Spoiler alert: I freakin’ loved this book. Secondary world fantasy is my go-to subgenre, and anything to do with flying, even if it’s not explicitly aeroplanes will capture my interest, so I was already interested. When a friend read it and said it was amazing, I bumped it to the top of my reading list, and do not regret it.
It’s a fantastically imaginative world – there are towers that rise above the clouds that people live on, made of bone, and to move about, people fly on wings made of silk and bone. The clouds, as far as I can tell, never disperse, and no one flies below them on purpose – in fact, their methods of exacting capital punishment is to strip someone of their wings and drop them into the clouds. Their mythology is all about how they rose above the clouds and how terrible it was before that, and their religion uses the threat of stopping a tower from growing taller to keep it above the clouds to keep it’s people in line.
I’m a sucker for imaginative worlbuilding, so all of this drew me in. The main character is also dark skinned, so POC representation there. The original cover didn’t show the main character’s skin colour so much, but the newer cover that I got did, and I like that cover a lot better.

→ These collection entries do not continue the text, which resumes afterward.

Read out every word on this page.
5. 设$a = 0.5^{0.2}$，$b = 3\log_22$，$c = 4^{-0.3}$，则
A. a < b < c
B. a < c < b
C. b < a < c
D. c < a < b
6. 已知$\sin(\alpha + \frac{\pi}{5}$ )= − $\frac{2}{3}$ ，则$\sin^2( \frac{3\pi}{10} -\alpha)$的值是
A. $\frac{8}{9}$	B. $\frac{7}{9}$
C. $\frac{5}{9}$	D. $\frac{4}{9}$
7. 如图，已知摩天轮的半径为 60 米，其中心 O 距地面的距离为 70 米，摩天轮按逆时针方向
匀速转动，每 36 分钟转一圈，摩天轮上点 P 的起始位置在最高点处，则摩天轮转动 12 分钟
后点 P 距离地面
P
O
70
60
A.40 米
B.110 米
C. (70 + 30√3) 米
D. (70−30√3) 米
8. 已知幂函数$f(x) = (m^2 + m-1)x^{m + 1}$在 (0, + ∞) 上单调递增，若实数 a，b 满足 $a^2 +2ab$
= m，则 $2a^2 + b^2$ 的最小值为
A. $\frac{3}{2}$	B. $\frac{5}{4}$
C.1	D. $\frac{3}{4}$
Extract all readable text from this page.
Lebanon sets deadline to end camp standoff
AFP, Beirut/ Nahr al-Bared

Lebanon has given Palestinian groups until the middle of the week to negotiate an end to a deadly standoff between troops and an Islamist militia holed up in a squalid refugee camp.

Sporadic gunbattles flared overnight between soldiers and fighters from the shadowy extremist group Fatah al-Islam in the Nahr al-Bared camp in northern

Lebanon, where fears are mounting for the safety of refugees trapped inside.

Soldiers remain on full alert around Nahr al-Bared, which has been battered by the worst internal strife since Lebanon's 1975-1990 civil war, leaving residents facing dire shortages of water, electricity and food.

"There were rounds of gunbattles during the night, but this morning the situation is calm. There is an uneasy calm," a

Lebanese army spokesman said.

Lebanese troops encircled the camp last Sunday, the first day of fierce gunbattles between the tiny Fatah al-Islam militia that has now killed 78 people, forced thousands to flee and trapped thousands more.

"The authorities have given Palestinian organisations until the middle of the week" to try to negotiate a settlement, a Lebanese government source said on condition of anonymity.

Plot wise, character wise – everything was great. I was thoroughly enthralled by the world, the characters, everything.
The other thing I wanted to mention is I have a sneaking suspicion that the author has at least some little bit of aviation experience. I can’t tell how much, and I haven’t been able to find anything in any of her bios that mentions aviation involvement. But there was little things – the sort of things that creep into my own writing because I can’t stop it, having the background in aviation that I do. The one that stands out was a mention of the rules of right-of-way being part of the flight training. But the whole idea of flight testing that comes up in the opening made me feel like even though the flight testing in the book doesn’t go the way flight testing does in aviation, the worldbuilding might have been guided or inspired by some knowledge of it.
But anyway, it was fantastic, I loved it, and you should definitely read it, and I’m really excited to start the next book.